Guinan had the same message as has been heard throughout most of the Corn Belt. “It is highly unlikely that we’ll get the moisture needed this winter to get out of this drought in 2013.”

Of general interest at the Missouri conference was a presentation by Michael Stambaugh, Ph.D., research assistant professor of forestry at the University of Missouri, who specializes in dendrochronology, which is the scientific method of dating based on tree rings.

The University of Missouri tree ring lab has weather data based on tree rings for the past 1,000 years. Most of this dating has come from trees that have been buried for hundreds and thousands of years and were recently uncovered along river beds. Carbon dating and matching trees of overlapping years of growth allows identifying trees thousands of years old.
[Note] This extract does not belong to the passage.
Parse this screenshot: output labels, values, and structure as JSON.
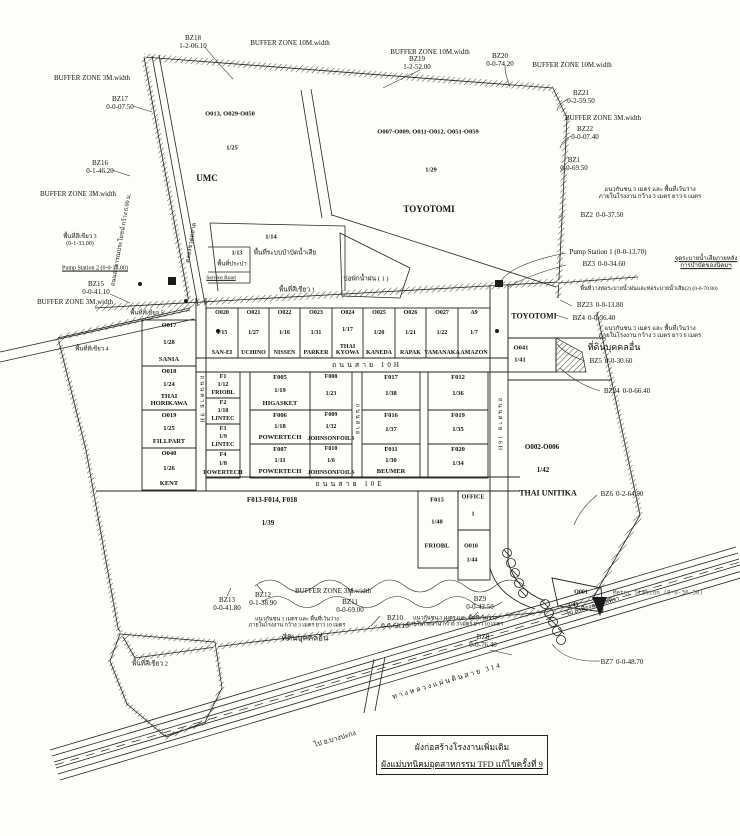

One oak tree in Missouri was determined to be 13,870 years old, and well-preserved 23,000 year-old oaks are common in the U.S.

Related to drought, Stambaugh said, “There is a 20-year dominant cycle in drought” as observed through the 1,000-year data of tree-ring study.

And drought can be much more than one or two years. Long-term decade droughts have occurred where the precipitation levels ranged from severely low to an outlier normal year. The last long-term drought, according to tree rings in the Missouri region of the country, occurred from 1909 to 1938—the Dust Bowl years. The longest drought period in the past 1,000 years was from 1148 to 1208, Stambaugh said.

Are we headed into one of those long-term drought periods? No one knows, but it is something in the back of the mind of climatologists and others that study weather patterns.